Since coming of age in the nurturing environment of a very musical family and a distinguished bloodline of drummers, New Orleans native Herlin Riley emerged from that most creative era of all things rhythmic in the late ‘70s and early ‘80s, to enliven the ensembles of such influential and demanding improvisers as pianist Ahmad Jamal and trumpeter Wynton Marsalis through his commanding yet elegant rhythmic presence.
His authoritative style of melodic percussion is deeply imbued in the fertile creative soil of the Crescent City, encompassing as it does the entire length and breadth of America’s ongoing musical journey.
Now with the release of his debut recording for Mack Avenue Records, Riley’s New Direction is an engaging, wide-ranging recital that distills a lifetime of experience into a swinging body of new music that defines what a big tent the music of New Orleans has always represented stylistically and spiritually.

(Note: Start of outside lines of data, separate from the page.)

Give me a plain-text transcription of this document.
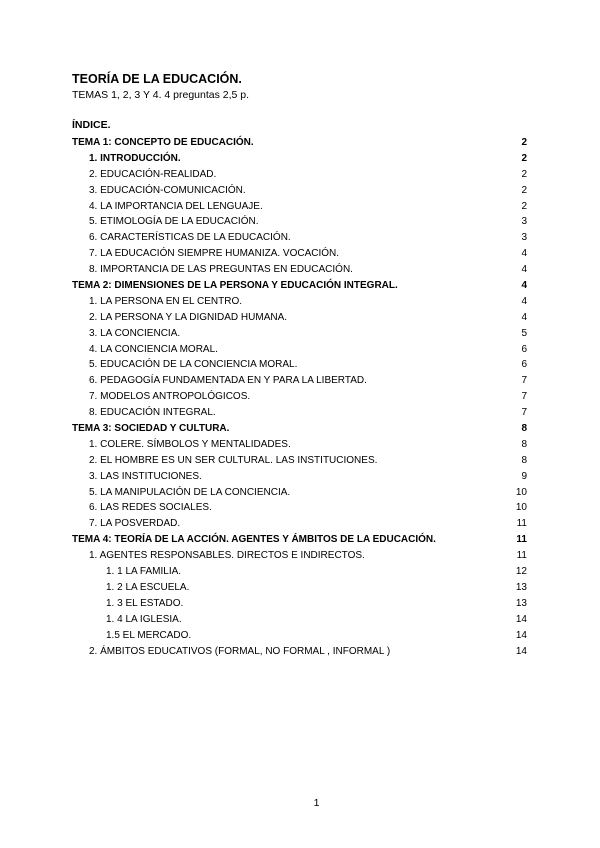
TEORÍA DE LA EDUCACIÓN.
TEMAS 1, 2, 3 Y 4. 4 preguntas 2,5 p.
ÍNDICE.
TEMA 1: CONCEPTO DE EDUCACIÓN.	2
1. INTRODUCCIÓN.	2
2. EDUCACIÓN-REALIDAD.	2
3. EDUCACIÓN-COMUNICACIÓN.	2
4. LA IMPORTANCIA DEL LENGUAJE.	2
5. ETIMOLOGÍA DE LA EDUCACIÓN.	3
6. CARACTERÍSTICAS DE LA EDUCACIÓN.	3
7. LA EDUCACIÓN SIEMPRE HUMANIZA. VOCACIÓN.	4
8. IMPORTANCIA DE LAS PREGUNTAS EN EDUCACIÓN.	4
TEMA 2: DIMENSIONES DE LA PERSONA Y EDUCACIÓN INTEGRAL.	4
1. LA PERSONA EN EL CENTRO.	4
2. LA PERSONA Y LA DIGNIDAD HUMANA.	4
3. LA CONCIENCIA.	5
4. LA CONCIENCIA MORAL.	6
5. EDUCACIÓN DE LA CONCIENCIA MORAL.	6
6. PEDAGOGÍA FUNDAMENTADA EN Y PARA LA LIBERTAD.	7
7. MODELOS ANTROPOLÓGICOS.	7
8. EDUCACIÓN INTEGRAL.	7
TEMA 3: SOCIEDAD Y CULTURA.	8
1. COLERE. SÍMBOLOS Y MENTALIDADES.	8
2. EL HOMBRE ES UN SER CULTURAL. LAS INSTITUCIONES.	8
3. LAS INSTITUCIONES.	9
5. LA MANIPULACIÓN DE LA CONCIENCIA.	10
6. LAS REDES SOCIALES.	10
7. LA POSVERDAD.	11
TEMA 4: TEORÍA DE LA ACCIÓN. AGENTES Y ÁMBITOS DE LA EDUCACIÓN.	11
1. AGENTES RESPONSABLES. DIRECTOS E INDIRECTOS.	11
1. 1 LA FAMILIA.	12
1. 2 LA ESCUELA.	13
1. 3 EL ESTADO.	13
1. 4 LA IGLESIA.	14
1.5 EL MERCADO.	14
2. ÁMBITOS EDUCATIVOS (FORMAL, NO FORMAL , INFORMAL )	14
1
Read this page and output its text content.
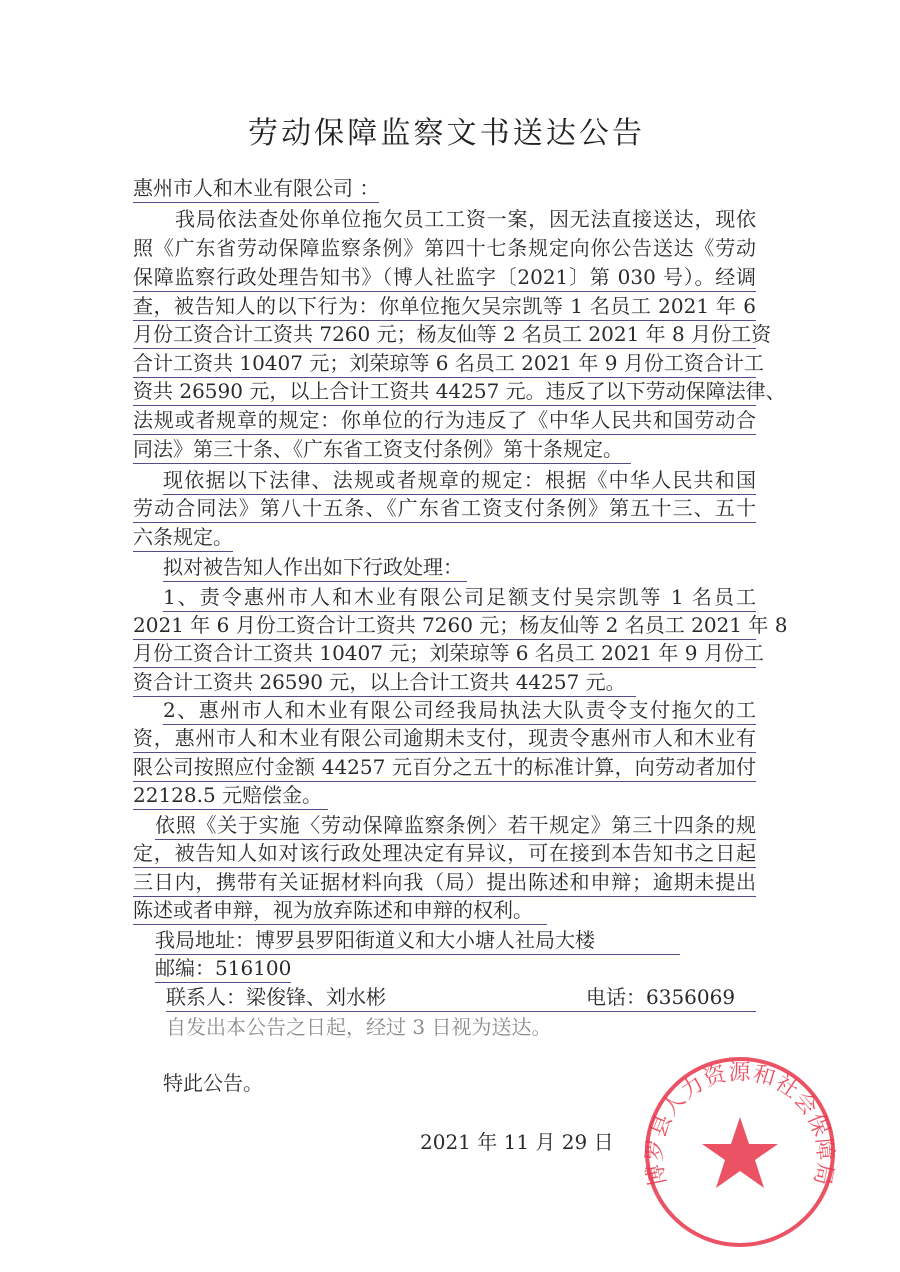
劳动保障监察文书送达公告
惠州市人和木业有限公司 ：
我局依法查处你单位拖欠员工工资一案，因无法直接送达，现依
照《广东省劳动保障监察条例》第四十七条规定向你公告送达《劳动
保障监察行政处理告知书》（博人社监字〔2021〕第 030 号）。经调
查，被告知人的以下行为：你单位拖欠吴宗凯等 1 名员工 2021 年 6
月份工资合计工资共 7260 元；杨友仙等 2 名员工 2021 年 8 月份工资
合计工资共 10407 元；刘荣琼等 6 名员工 2021 年 9 月份工资合计工
资共 26590 元，以上合计工资共 44257 元。违反了以下劳动保障法律、
法规或者规章的规定：你单位的行为违反了《中华人民共和国劳动合
同法》第三十条、《广东省工资支付条例》第十条规定。
现依据以下法律、法规或者规章的规定：根据《中华人民共和国
劳动合同法》第八十五条、《广东省工资支付条例》第五十三、五十
六条规定。
拟对被告知人作出如下行政处理：
1、责令惠州市人和木业有限公司足额支付吴宗凯等 1 名员工
2021 年 6 月份工资合计工资共 7260 元；杨友仙等 2 名员工 2021 年 8
月份工资合计工资共 10407 元；刘荣琼等 6 名员工 2021 年 9 月份工
资合计工资共 26590 元，以上合计工资共 44257 元。
2、惠州市人和木业有限公司经我局执法大队责令支付拖欠的工
资，惠州市人和木业有限公司逾期未支付，现责令惠州市人和木业有
限公司按照应付金额 44257 元百分之五十的标准计算，向劳动者加付
22128.5 元赔偿金。
依照《关于实施〈劳动保障监察条例〉若干规定》第三十四条的规
定，被告知人如对该行政处理决定有异议，可在接到本告知书之日起
三日内，携带有关证据材料向我（局）提出陈述和申辩；逾期未提出
陈述或者申辩，视为放弃陈述和申辩的权利。
我局地址：博罗县罗阳街道义和大小塘人社局大楼
邮编：516100
联系人：梁俊锋、刘水彬	电话：6356069
自发出本公告之日起，经过 3 日视为送达。
特此公告。
博罗县人力资源和社会保障局
2021 年 11 月 29 日
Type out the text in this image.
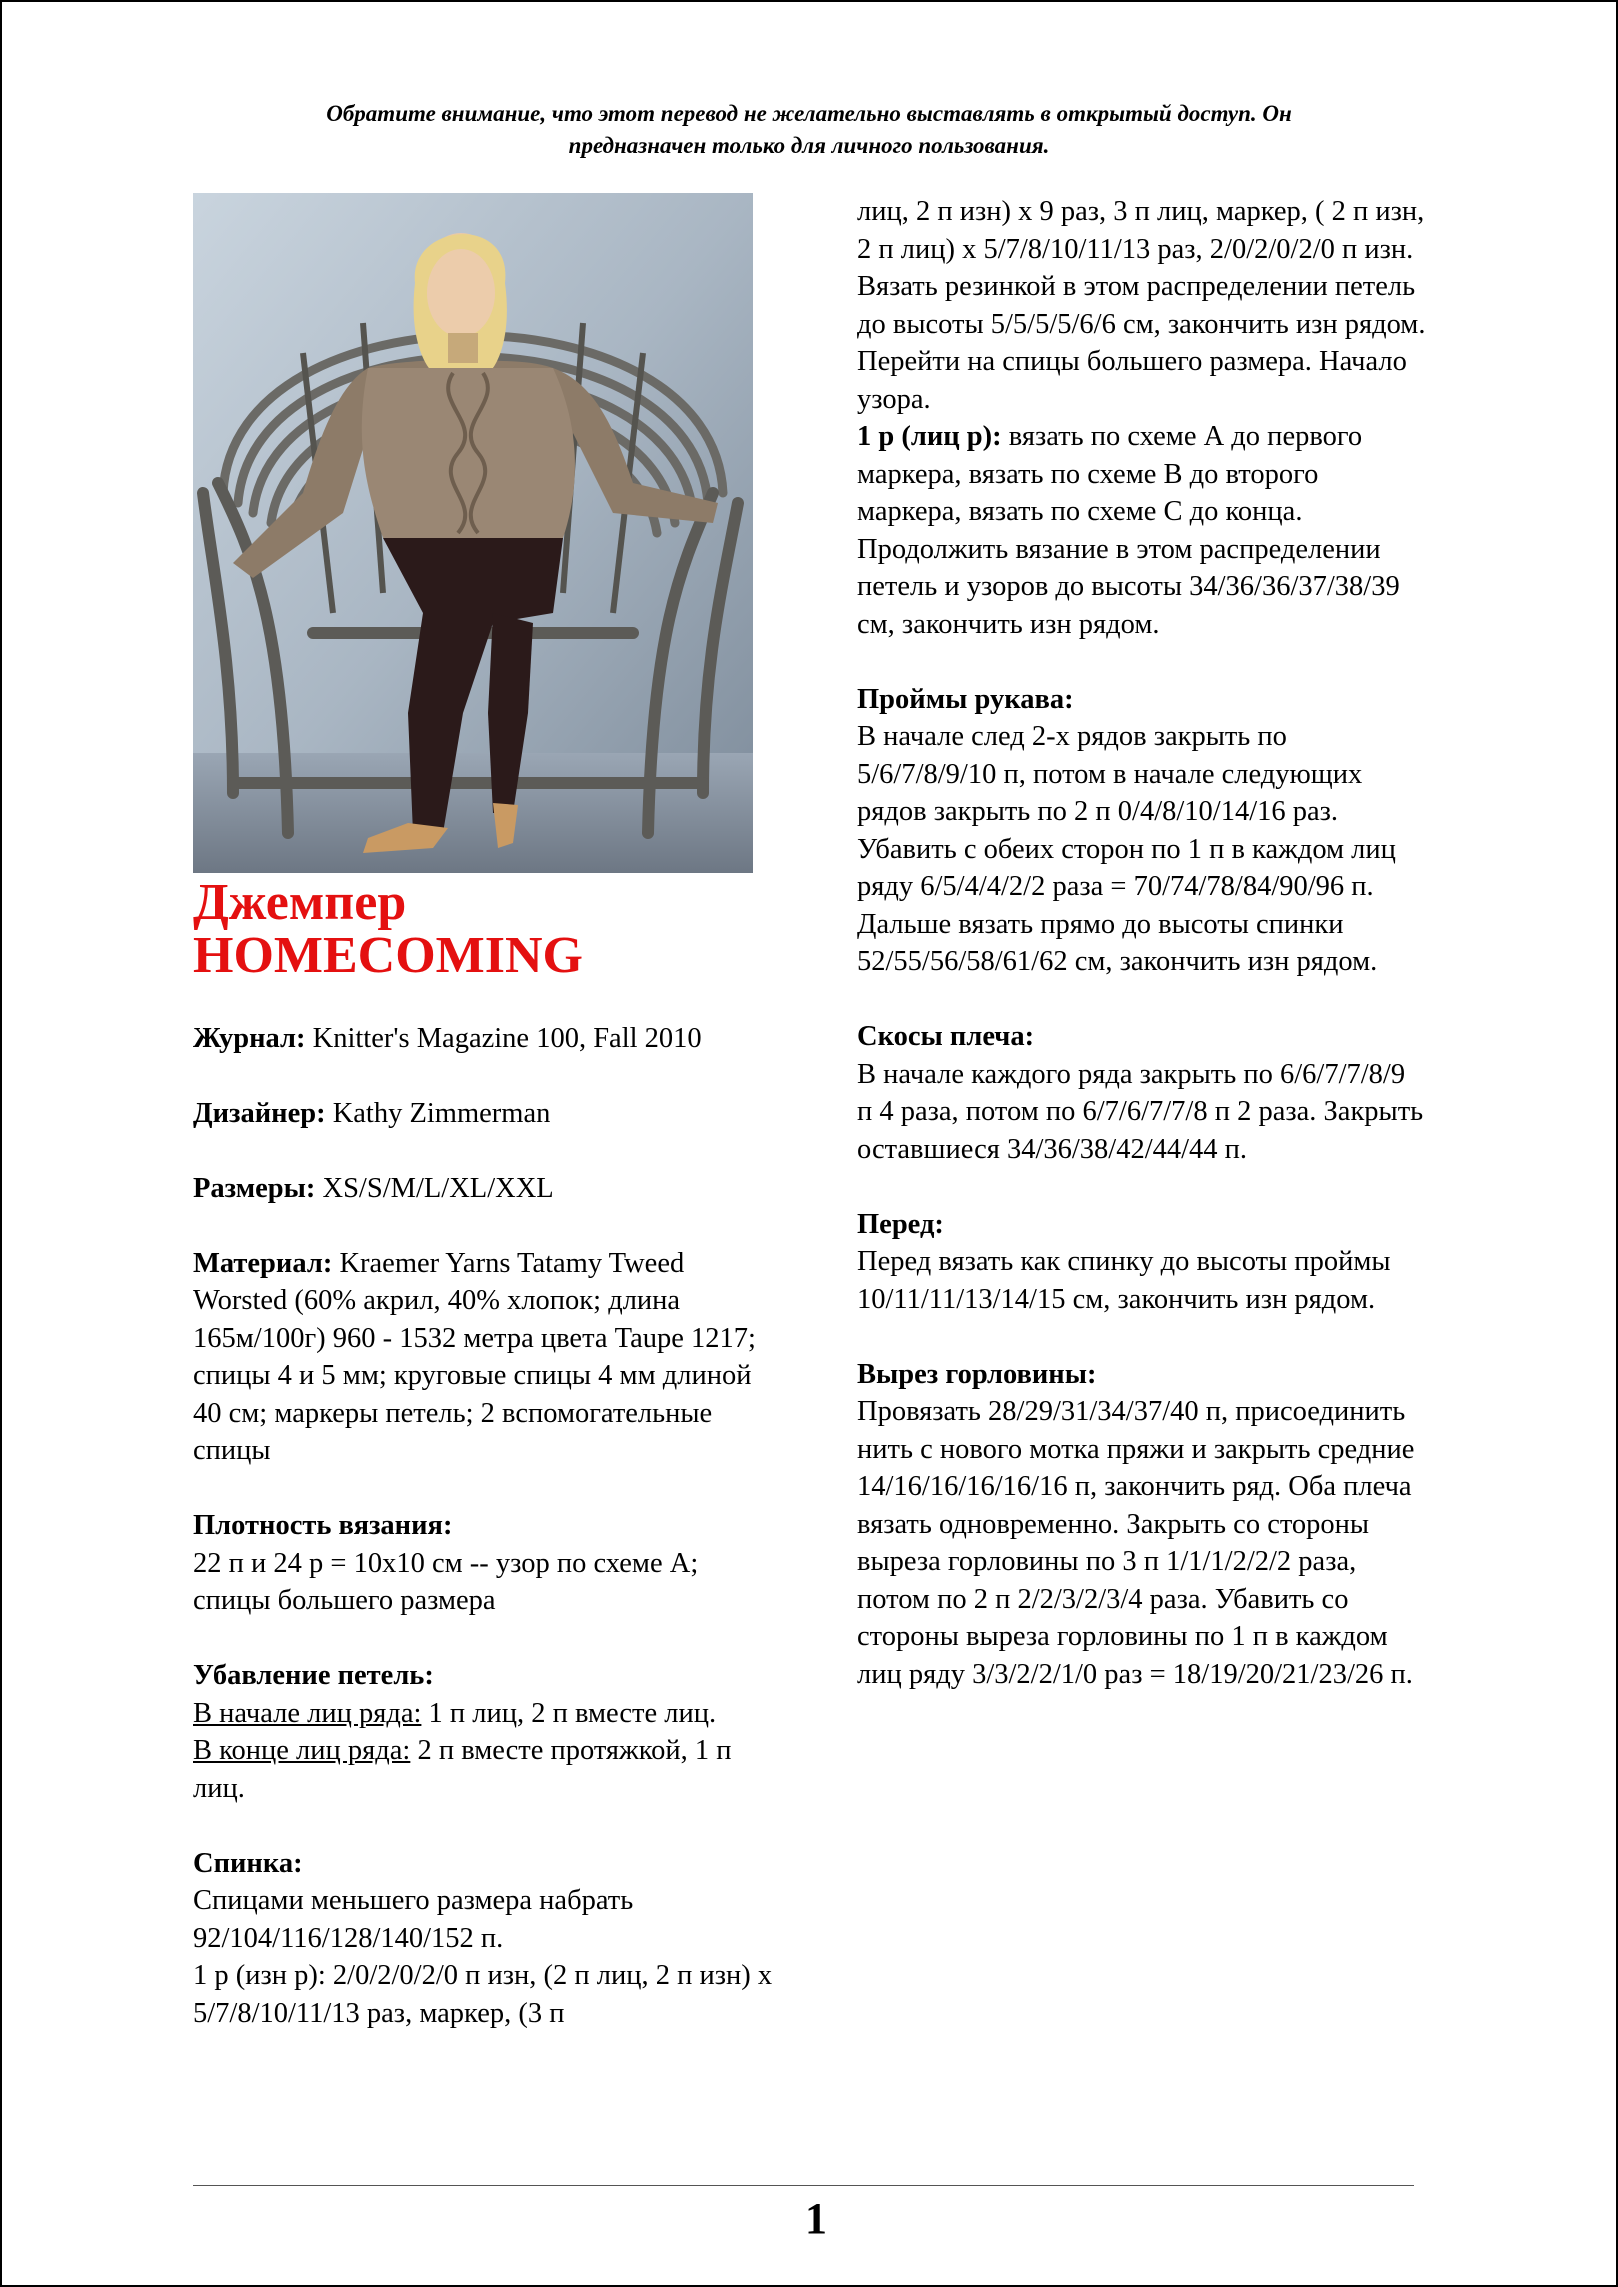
Обратите внимание, что этот перевод не желательно выставлять в открытый доступ. Он
предназначен только для личного пользования.
Джемпер
HOMECOMING

Журнал: Knitter's Magazine 100, Fall 2010

Дизайнер: Kathy Zimmerman

Размеры: XS/S/M/L/XL/XXL

Материал: Kraemer Yarns Tatamy Tweed Worsted (60% акрил, 40% хлопок; длина 165м/100г) 960 - 1532 метра цвета Taupe 1217; спицы 4 и 5 мм; круговые спицы 4 мм длиной 40 см; маркеры петель; 2 вспомогательные спицы

Плотность вязания:

22 п и 24 р = 10х10 см -- узор по схеме А; спицы большего размера

Убавление петель:

В начале лиц ряда: 1 п лиц, 2 п вместе лиц.

В конце лиц ряда: 2 п вместе протяжкой, 1 п лиц.

Спинка:

Спицами меньшего размера набрать 92/104/116/128/140/152 п.

1 р (изн р): 2/0/2/0/2/0 п изн, (2 п лиц, 2 п изн) х 5/7/8/10/11/13 раз, маркер, (3 п

лиц, 2 п изн) х 9 раз, 3 п лиц, маркер, ( 2 п изн, 2 п лиц) х 5/7/8/10/11/13 раз, 2/0/2/0/2/0 п изн.

Вязать резинкой в этом распределении петель до высоты 5/5/5/5/6/6 см, закончить изн рядом.

Перейти на спицы большего размера. Начало узора.

1 р (лиц р): вязать по схеме А до первого маркера, вязать по схеме В до второго маркера, вязать по схеме С до конца.

Продолжить вязание в этом распределении петель и узоров до высоты 34/36/36/37/38/39 см, закончить изн рядом.

Проймы рукава:

В начале след 2-х рядов закрыть по 5/6/7/8/9/10 п, потом в начале следующих рядов закрыть по 2 п 0/4/8/10/14/16 раз. Убавить с обеих сторон по 1 п в каждом лиц ряду 6/5/4/4/2/2 раза = 70/74/78/84/90/96 п. Дальше вязать прямо до высоты спинки 52/55/56/58/61/62 см, закончить изн рядом.

Скосы плеча:

В начале каждого ряда закрыть по 6/6/7/7/8/9 п 4 раза, потом по 6/7/6/7/7/8 п 2 раза. Закрыть оставшиеся 34/36/38/42/44/44 п.

Перед:

Перед вязать как спинку до высоты проймы 10/11/11/13/14/15 см, закончить изн рядом.

Вырез горловины:

Провязать 28/29/31/34/37/40 п, присоединить нить с нового мотка пряжи и закрыть средние 14/16/16/16/16/16 п, закончить ряд. Оба плеча вязать одновременно. Закрыть со стороны выреза горловины по 3 п 1/1/1/2/2/2 раза, потом по 2 п 2/2/3/2/3/4 раза. Убавить со стороны выреза горловины по 1 п в каждом лиц ряду 3/3/2/2/1/0 раз = 18/19/20/21/23/26 п.

1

“You see,” Riley explains, “New Direction reflects a personal transition from being a musical associate with the likes of Ahmad and Wynton, to functioning in a leadership capacity, both as a bandleader and a composer. Like Art Blakey, I’m trying to maintain a certain exuberance by using all younger musicians, while helping them develop their own voices. So many great musicians and drummers have come out of New Orleans, and that really defines my personal legacy; I’m standing on the shoulders of giants. But I’ve been playing drums since I was three years old, so while the title New Direction may suggest new bottles, this is surely some well-aged wine.